Deadpool 2 Writers Discuss The Highly Anticipated Sequel

Deadpool 2 writers Rhett Reese and Paul Wernick recently spoke with superherohype.com. Here are some of the highlights from that conversation:

When Cable and Liefeld’s other New Mutants and X-Force were debuting in the 90’s there was this instant popularity, as well as an instant backlash to the way those characters were depicted with these huge guns, huge thighs, a million pouches, all the women looked like porn stars, etc. Are you going to have fun with the absurdity of that at all?

Paul Wernick: “Well you’ll have to see! (laughs) I don’t wanna jinx stuff, but yeah, probably. We’ll have to talk about that.”

Liefeld very much set the tone for those characters for the rest of their run, the way they’re depicted. The ultra-masculinity of it all. That feels like perfect ground for Deadpool to walk all over.

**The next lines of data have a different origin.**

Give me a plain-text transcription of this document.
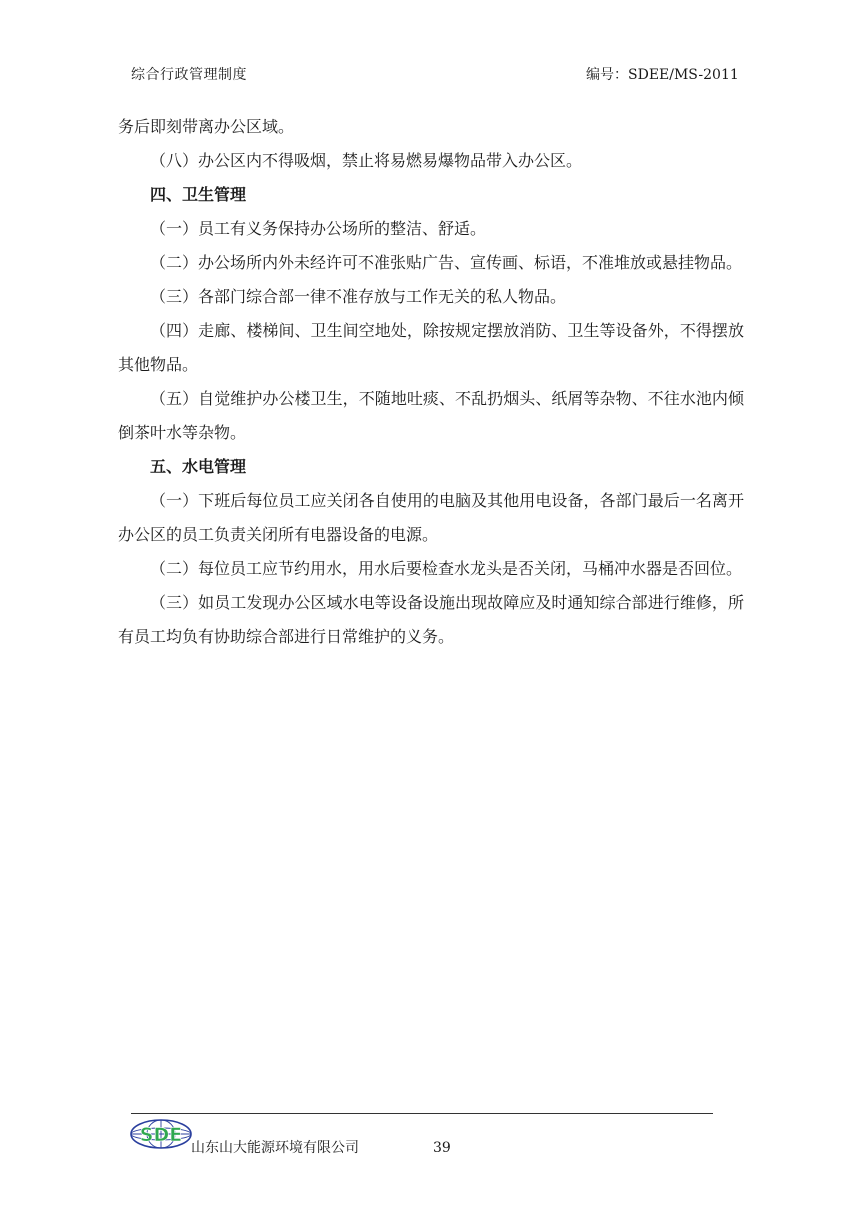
综合行政管理制度	编号：SDEE/MS-2011

务后即刻带离办公区域。

（八）办公区内不得吸烟，禁止将易燃易爆物品带入办公区。

四、卫生管理

（一）员工有义务保持办公场所的整洁、舒适。

（二）办公场所内外未经许可不准张贴广告、宣传画、标语，不准堆放或悬挂物品。

（三）各部门综合部一律不准存放与工作无关的私人物品。

（四）走廊、楼梯间、卫生间空地处，除按规定摆放消防、卫生等设备外，不得摆放其他物品。

（五）自觉维护办公楼卫生，不随地吐痰、不乱扔烟头、纸屑等杂物、不往水池内倾倒茶叶水等杂物。

五、水电管理

（一）下班后每位员工应关闭各自使用的电脑及其他用电设备，各部门最后一名离开办公区的员工负责关闭所有电器设备的电源。

（二）每位员工应节约用水，用水后要检查水龙头是否关闭，马桶冲水器是否回位。

（三）如员工发现办公区域水电等设备设施出现故障应及时通知综合部进行维修，所有员工均负有协助综合部进行日常维护的义务。

SDE
山东山大能源环境有限公司	39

Rhett Reese: “Yeah! Ryan plays Deadpool with a hint of femininity, and I think that can be funny opposite a Cable who’s über-masculine. That’ll come into casting and performance and the character design and his wardrobe and things like that too. I think we’ll definitely play into that.”

At the core of the first “Deadpool” there was, at its core, a very emotional, classical “Phantom of the Opera”-esque love story with tragedy and pathos and all that good stuff. How important was it to keep the emotional grounding for the sequel?

Wernick: “VERY. Very. It’s what we spent much of our last several years doing is teasing out the emotion of the story. The humor and all that is obviously going to be there, so now we’re focusing on the emotion and such. Again, as you mentioned, Deadpool at the core was a love story and an emotional story, and we wanted to bring the audience to that same place in a different way on the sequel.”

That special teaser for Deadpool just came out. Is that a good indicator of what we’re in for in the sequel or was it meant as sort of an absurd one-off?

Reese: “It was a little more absurd, to be honest. If you look at the plot, abandoning an innocent man as he tries to get dressed, that’s probably something that doesn’t fit into a movie. It wouldn’t work in the logic of a movie, but Deadpool affords us the opportunity to break rules, always. We just thought, “Let’s make a silly short that doesn’t really happen to Deadpool.” We don’t really like to adhere to any rules in Deadpool. Even the tone can be more absurd if we feel like it’s funny. That was our goal there.”